Natália 10/01/2024“como os brancos vivem a própria branquitude?”Foi uma leitura importante pra mim. Lia me mostrou como escrever os detalhes de uma pesquisa, além de deixar explícito que o óbvio precisa ser dito e explicitado em fácil compreensão.
Um dos maiores pilares do livro, para mim, é a necessidade da branquitude olhar para si própria, do sujeito branco assumir sua condição de racializado e entender o que isso significa socialmente e subjetivamente.

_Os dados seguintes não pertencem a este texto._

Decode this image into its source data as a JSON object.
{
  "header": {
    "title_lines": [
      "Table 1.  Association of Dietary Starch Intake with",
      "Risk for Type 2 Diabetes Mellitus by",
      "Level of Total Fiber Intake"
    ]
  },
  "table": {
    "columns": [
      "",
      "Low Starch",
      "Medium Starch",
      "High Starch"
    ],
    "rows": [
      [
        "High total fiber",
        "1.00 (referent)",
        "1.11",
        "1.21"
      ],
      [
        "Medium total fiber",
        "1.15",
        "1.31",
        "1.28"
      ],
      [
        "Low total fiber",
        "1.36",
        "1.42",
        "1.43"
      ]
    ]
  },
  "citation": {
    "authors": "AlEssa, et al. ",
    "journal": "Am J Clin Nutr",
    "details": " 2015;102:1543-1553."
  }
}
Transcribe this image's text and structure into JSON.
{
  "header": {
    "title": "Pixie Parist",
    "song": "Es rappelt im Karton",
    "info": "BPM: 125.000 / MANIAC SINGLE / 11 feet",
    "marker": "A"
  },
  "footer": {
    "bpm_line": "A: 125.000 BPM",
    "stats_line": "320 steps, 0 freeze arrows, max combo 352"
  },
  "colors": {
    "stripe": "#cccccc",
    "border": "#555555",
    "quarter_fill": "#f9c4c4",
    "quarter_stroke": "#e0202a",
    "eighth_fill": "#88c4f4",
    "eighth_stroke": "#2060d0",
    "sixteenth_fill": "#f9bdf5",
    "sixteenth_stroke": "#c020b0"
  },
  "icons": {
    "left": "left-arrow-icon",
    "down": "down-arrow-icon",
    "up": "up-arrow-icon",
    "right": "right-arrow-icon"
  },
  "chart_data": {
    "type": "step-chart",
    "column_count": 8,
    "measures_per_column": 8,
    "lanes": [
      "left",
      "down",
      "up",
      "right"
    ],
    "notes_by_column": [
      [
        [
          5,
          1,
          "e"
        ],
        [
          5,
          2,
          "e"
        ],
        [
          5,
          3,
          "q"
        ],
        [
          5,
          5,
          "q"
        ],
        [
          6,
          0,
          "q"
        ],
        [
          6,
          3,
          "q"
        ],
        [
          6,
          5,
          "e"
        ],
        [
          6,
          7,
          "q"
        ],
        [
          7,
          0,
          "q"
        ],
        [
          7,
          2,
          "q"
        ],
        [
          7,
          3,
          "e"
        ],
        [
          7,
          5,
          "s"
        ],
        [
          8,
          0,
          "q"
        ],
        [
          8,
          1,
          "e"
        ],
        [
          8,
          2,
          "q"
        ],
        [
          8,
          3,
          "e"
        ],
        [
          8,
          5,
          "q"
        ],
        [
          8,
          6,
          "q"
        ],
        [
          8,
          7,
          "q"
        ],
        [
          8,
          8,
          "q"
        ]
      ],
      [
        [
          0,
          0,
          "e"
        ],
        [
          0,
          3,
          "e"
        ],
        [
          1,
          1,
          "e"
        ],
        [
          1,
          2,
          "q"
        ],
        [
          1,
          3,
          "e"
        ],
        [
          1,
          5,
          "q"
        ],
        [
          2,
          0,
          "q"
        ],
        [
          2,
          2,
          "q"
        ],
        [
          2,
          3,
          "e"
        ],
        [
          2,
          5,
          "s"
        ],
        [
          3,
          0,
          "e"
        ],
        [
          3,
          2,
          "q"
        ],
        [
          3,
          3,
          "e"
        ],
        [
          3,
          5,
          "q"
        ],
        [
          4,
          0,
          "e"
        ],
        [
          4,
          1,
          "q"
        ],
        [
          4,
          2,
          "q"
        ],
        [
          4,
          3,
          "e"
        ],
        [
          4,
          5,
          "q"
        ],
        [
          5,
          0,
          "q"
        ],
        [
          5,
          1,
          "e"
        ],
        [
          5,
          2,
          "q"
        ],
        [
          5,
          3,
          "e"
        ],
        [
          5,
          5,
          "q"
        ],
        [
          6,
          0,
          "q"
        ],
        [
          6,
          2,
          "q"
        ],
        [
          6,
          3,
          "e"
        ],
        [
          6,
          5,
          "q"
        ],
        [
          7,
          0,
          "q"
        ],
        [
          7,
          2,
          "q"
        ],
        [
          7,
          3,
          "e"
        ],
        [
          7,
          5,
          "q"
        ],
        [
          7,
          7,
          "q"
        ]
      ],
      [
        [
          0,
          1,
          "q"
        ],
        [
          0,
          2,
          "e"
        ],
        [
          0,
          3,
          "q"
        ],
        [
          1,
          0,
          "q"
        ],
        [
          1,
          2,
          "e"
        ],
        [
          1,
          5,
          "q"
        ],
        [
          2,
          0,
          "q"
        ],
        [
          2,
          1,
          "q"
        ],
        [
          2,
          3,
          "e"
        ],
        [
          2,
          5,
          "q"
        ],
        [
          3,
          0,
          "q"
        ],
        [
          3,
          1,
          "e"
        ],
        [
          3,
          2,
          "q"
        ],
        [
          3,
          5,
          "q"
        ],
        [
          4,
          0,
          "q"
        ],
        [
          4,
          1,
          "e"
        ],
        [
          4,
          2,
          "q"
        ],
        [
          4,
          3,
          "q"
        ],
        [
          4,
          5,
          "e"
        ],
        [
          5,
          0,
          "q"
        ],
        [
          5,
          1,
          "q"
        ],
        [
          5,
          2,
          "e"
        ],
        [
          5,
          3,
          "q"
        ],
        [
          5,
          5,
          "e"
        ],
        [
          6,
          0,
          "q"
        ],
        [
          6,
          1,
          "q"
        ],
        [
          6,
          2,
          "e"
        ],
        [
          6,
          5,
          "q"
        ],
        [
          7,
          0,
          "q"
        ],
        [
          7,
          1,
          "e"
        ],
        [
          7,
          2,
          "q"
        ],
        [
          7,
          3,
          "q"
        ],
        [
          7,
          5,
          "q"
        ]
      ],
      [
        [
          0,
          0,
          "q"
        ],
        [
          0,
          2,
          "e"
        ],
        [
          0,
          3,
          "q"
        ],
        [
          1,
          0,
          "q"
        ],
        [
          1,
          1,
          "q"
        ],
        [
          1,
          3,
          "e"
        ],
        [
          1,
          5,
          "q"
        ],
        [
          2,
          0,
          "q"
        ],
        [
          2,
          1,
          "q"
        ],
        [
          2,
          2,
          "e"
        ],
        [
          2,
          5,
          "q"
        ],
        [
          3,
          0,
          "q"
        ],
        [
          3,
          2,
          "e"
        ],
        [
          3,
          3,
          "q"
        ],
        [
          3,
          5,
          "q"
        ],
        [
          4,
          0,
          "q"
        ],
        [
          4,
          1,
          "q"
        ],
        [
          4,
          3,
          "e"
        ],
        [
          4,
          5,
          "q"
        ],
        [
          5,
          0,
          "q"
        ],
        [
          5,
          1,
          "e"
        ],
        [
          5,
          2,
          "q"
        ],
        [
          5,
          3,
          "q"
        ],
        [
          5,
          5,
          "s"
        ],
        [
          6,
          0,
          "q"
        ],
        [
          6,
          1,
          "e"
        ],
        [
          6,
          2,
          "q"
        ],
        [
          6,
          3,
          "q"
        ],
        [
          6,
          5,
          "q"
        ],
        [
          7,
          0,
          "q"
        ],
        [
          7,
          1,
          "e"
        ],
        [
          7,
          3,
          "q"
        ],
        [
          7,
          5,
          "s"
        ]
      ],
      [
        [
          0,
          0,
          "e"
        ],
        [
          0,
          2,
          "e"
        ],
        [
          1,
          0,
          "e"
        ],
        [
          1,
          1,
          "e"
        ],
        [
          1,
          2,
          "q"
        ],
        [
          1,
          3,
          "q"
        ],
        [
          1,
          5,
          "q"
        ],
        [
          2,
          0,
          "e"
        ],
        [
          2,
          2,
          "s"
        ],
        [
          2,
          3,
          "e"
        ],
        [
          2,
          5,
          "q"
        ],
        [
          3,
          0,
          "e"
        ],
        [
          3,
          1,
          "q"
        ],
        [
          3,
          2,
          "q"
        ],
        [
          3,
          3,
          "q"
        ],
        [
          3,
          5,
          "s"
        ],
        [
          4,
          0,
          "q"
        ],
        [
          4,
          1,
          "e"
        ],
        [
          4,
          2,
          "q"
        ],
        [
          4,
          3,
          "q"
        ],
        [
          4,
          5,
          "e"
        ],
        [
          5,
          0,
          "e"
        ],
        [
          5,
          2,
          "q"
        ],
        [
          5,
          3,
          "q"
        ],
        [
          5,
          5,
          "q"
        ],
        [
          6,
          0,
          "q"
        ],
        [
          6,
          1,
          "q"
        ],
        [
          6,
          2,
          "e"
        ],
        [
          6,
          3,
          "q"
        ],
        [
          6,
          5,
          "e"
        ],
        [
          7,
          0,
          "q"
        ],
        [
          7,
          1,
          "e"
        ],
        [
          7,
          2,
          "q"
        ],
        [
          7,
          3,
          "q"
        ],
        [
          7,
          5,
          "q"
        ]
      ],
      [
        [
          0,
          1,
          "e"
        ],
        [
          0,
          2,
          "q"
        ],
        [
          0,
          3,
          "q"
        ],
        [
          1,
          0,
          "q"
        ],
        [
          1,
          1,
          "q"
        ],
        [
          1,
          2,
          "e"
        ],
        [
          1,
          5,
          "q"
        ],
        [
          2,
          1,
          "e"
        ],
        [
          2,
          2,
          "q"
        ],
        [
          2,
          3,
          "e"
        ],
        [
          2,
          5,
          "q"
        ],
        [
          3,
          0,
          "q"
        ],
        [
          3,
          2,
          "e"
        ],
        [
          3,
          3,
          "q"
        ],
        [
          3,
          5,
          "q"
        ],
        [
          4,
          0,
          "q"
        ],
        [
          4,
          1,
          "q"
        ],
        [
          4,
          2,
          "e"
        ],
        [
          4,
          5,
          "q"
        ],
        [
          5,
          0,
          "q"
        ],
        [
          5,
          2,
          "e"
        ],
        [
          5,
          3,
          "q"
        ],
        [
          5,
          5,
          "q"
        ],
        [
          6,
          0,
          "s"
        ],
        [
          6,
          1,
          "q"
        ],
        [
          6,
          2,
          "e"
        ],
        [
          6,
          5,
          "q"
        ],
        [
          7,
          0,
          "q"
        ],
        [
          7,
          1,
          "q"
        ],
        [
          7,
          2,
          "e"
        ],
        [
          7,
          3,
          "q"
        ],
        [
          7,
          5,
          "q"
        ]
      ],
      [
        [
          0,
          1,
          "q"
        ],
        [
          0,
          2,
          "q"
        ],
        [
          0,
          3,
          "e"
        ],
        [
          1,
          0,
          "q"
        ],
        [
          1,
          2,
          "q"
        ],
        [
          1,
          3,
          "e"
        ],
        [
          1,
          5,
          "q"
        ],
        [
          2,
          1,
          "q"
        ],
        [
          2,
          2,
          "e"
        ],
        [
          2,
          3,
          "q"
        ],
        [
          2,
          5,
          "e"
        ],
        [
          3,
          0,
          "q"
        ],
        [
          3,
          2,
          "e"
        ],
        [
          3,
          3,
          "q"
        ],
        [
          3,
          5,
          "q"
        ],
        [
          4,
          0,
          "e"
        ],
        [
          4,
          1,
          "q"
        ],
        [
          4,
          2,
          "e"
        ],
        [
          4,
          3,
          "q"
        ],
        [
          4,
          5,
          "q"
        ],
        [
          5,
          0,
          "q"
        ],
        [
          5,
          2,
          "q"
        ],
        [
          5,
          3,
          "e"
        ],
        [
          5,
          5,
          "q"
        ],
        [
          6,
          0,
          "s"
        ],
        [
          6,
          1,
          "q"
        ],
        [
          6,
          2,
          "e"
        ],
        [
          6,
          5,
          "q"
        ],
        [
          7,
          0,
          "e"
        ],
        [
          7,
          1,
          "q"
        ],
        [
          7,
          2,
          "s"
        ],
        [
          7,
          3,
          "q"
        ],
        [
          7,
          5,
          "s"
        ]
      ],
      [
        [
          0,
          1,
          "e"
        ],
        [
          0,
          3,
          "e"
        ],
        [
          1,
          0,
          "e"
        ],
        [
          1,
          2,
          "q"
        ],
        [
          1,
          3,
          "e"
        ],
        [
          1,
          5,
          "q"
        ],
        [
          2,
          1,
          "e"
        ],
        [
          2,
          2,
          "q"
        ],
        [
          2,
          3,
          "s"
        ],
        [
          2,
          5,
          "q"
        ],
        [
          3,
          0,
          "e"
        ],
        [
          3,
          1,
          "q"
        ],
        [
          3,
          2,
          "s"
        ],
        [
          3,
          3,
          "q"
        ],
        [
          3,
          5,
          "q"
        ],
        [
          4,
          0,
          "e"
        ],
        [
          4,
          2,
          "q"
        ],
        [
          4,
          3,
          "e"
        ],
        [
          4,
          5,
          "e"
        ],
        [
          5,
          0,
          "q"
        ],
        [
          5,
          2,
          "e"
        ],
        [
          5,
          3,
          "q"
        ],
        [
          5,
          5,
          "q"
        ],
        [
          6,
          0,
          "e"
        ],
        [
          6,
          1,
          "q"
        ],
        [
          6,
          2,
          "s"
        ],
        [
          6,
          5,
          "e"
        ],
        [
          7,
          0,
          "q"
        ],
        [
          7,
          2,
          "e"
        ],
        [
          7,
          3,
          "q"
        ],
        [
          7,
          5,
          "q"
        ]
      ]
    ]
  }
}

"A branquitude se considera pertencente "a uma única identidade racial *normal* e por isso as outras devem alcança-la em níveis intelectuais, morais, estéticos, econômicos.” p. 63
Vivemos no país da falsa democracia racial, em que as instituições agem "como se fosse natural funcionar a partir das perspectivas e interesses brancos, que são percebidos como perspectivas e interesses de todos.”? p. 24
Ainda se tratando dessa falsa ideia, a branquitude só existe em relação, e a depender dos seus interesses, ela se mascara ou se escancara. Além disso, ela anda de mãos dadas com o monoculturalismo, que é cego à sua própria especificidade cultural, nao consegue perceber a si mesmo confunde suas particularidades com neutralidade.
Um dos principais mecanismos de defesa que fazem com que a branquitude aja é o medo branco: "o medo [principalmente de perder o privilegio] faz com que a branquitude entre em ação (...) o negro poderia olhar para o branco não com desejo de branqueamento, mas sim com olhos analiticos que desnudam a branquitude, aí está o medo." p. 142 (isso aqui é genial, e justamente por isso, pessoas que dizem não fazer distinção de cor têm consciência, sim, de fazer parte da branquitude).
A autora também nos traz fragmentos da sua história e de sua socialização como pessoa branca: “a forma como os brancos de minhas relações sociais e eu representavam os “outros” negros: com pena, com dó, com ausência. quer dizer: nosso racismo nunca impediu que convivêssemos com os negros ou que tivéssemos relacoes de amizade e/ou amorosas com eles. No entanto, muitas vezes eram relacoes em que os brancos se sentiam quase como que fazendo ‘caridade’ ou ‘favor’ ao se relacionarem com negros, como se com a nossa branquitude fizéssemos um favor de agregar valor a eles (...) fui socializada e constituída como branca com um sentimento de superioridade racial tão maléfico quanto o racismo daqueles que acham que os negros são inferiores biológica e moralmente.” p. 27
Me chamou atenção no livro a citação de Guerreiro Ramos em “a patologia social do branco brasileiro”, em que o autor sustenta que no brasil dificilmente existe branco puro (...) a patologia então seria o fato de que o branco brasileiro considera vergonhosas sua ancestralidade e cultura negras, enaltecendo a cultura europeia/branca, da qual nao faz inteiramente parte e, assim, todos fugiriam dos estereótipos negativos relacionados ao negro na nossa cultura."
Outro ponto importante que Guerreiro nos traz é que "apenas o negro se tornou tema e objeto de investigações. Negro como objeto de estudo, não sujeito. uma coisa é o negro-tema. outra coisa é o negro-vida.” p. 58 (ramos, 1957, p. 171).
Ao nos trazer a ideia de raça como construção social, já que ela não existe biologicamente e é fruto do racismo, me chama atenção a seguinte frase: "é exatamente o racismo que faz com que seja necessária a utilização política da categoria raça."
"Quando um branco de origem alemã se mistura com um branco de origem francesa não parece haver espaço pra ideia de mistura, nem tampouco quando um negro da nação angolana se mistura com um negro da nação iorubá. Fica claro que nesse imaginário construído a partir da ideia de raça há graus de brancura e que a desvalorização hierárquica está ligada a quem, apesar da pele clara, tem características de negros e índios, como nariz, boca e formato do rosto." p. 155
"Tem muito nordestino branco. Mas nordestino pra mim não é branco, é nordestino." p. 156
Aqui, cita-se um cantor nordestino que tem traços brancos: ruivo de olhos claro, Isso tira dele a história e ligação com a cultura e regionalidade da onde ele vem, em nome de um olhar racializado.
"Não está na pele o poder da branquitude, mas sim na apropriação, legitimação e reprodução dos significados socio-históricos racistas construídos sobre o branco em oposição aos outros grupos raciais." p. 177
Sinto que e esse livro é apenas uma introdução a algo muito maior, ainda tenho muito a aprofundar, principalmente na ideia de uma outra identidade branca possível, que tenha como base a capacidade do branco de "se deixar violentar", a inflexão da violência e a aceitação do desamparo. Sigo buscando.